As much as she wanted to tell him exactly where to shove it, she knew the right response, knew she couldn’t afford to piss him off any further. “Thank you.” The rasp of her voice was barely above a whisper.
“There. Was that so hard?” He reached out to push her hair back and there was that cold, hard thing against her temple again.
Cutting her gaze to the side, she saw the gun in his hand and hissed in a breath. “Wh…what is that for?”
“Consider it insurance. As is the rest of this, since you’ve proved yourself a flight risk.” He waved the gun as if to encompass the chair he’d bound her to.
It was only as she looked past him that she realized where they were.
Her blood ran cold.
He’d promised her a nightmare, and he’d delivered.

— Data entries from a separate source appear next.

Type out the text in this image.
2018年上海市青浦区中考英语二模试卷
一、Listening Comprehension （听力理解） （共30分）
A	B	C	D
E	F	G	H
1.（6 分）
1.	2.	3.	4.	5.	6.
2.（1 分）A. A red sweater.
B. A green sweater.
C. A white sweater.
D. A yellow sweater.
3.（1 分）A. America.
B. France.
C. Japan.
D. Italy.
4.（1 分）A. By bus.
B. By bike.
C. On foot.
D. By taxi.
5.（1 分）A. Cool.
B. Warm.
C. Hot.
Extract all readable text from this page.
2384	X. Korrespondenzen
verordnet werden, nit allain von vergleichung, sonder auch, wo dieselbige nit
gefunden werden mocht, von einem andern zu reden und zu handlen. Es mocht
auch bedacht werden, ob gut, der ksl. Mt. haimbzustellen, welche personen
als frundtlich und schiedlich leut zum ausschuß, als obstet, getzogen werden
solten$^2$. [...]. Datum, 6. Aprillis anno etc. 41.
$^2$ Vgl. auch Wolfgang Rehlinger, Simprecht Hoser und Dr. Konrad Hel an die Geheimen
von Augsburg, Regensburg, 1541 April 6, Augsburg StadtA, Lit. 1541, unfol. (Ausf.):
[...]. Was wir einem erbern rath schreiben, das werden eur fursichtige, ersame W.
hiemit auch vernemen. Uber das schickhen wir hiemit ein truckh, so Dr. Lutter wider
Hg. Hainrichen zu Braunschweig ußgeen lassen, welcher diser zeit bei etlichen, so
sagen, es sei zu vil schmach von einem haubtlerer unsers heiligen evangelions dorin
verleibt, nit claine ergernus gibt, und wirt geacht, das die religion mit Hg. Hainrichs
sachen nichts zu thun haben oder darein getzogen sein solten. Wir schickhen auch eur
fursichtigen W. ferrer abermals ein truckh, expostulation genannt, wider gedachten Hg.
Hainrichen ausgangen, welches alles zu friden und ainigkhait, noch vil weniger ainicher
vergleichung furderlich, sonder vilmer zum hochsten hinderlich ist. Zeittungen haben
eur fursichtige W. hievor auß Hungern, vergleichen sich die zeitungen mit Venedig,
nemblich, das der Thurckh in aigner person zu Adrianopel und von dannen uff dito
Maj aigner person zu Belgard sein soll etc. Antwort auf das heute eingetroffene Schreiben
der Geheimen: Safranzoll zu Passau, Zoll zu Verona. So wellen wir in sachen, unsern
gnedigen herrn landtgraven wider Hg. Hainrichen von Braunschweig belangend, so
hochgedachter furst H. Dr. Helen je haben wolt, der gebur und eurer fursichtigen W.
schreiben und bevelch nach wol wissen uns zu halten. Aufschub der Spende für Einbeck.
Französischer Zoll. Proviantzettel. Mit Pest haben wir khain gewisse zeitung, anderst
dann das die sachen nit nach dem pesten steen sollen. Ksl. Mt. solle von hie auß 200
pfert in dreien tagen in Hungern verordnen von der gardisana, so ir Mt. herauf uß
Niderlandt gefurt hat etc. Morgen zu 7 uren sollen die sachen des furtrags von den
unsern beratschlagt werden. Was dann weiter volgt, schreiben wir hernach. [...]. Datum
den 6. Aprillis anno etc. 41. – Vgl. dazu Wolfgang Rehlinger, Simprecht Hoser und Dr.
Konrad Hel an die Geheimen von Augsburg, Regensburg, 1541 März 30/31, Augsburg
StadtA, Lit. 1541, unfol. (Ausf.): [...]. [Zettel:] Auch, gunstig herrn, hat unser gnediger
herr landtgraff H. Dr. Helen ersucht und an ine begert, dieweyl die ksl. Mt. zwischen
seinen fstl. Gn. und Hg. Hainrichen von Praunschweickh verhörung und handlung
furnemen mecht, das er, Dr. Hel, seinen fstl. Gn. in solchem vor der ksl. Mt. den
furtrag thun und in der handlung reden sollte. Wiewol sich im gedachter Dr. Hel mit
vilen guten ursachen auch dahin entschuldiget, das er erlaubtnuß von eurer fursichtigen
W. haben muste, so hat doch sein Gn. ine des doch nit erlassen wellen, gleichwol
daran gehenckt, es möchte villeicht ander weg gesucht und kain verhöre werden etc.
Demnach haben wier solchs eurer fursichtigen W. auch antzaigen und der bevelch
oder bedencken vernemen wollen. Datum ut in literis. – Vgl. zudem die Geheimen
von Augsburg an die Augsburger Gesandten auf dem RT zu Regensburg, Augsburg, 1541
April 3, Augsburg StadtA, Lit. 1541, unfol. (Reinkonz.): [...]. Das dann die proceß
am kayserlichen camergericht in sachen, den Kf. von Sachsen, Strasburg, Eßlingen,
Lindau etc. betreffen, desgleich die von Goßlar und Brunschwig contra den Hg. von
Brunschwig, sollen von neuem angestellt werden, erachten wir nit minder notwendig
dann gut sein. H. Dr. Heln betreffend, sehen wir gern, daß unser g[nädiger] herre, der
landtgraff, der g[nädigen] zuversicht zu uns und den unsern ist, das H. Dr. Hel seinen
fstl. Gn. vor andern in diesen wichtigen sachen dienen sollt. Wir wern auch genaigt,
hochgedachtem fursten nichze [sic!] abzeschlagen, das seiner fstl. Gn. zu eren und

He’d brought her back to where it all began. Or ended.
She’d never come back to her childhood home after the day Judd was shot. Someone else had been the one to retrieve her things. Someone else had dealt with the aftermath of violence. Her gaze skittered over old cabinets and worn vinyl floor, half expecting to still see the bright crimson pool of blood that had marked her memory.
The kitchen wasn’t clean. Too many years of dust and decay saw to that. But the evidence of the shooting had been scrubbed away. Objectively, she’d known the bank had repossessed the house. They’d done the clean up, putting just enough effort into repainting the walls in this room, at least. But no one had wanted it. Why would they? The miasma of her father’s drunken delusions and hatred had seeped into the very walls. She could feel it, pulsing in the room like some living thing. Or maybe that was her own fear of this place coming out of hibernation.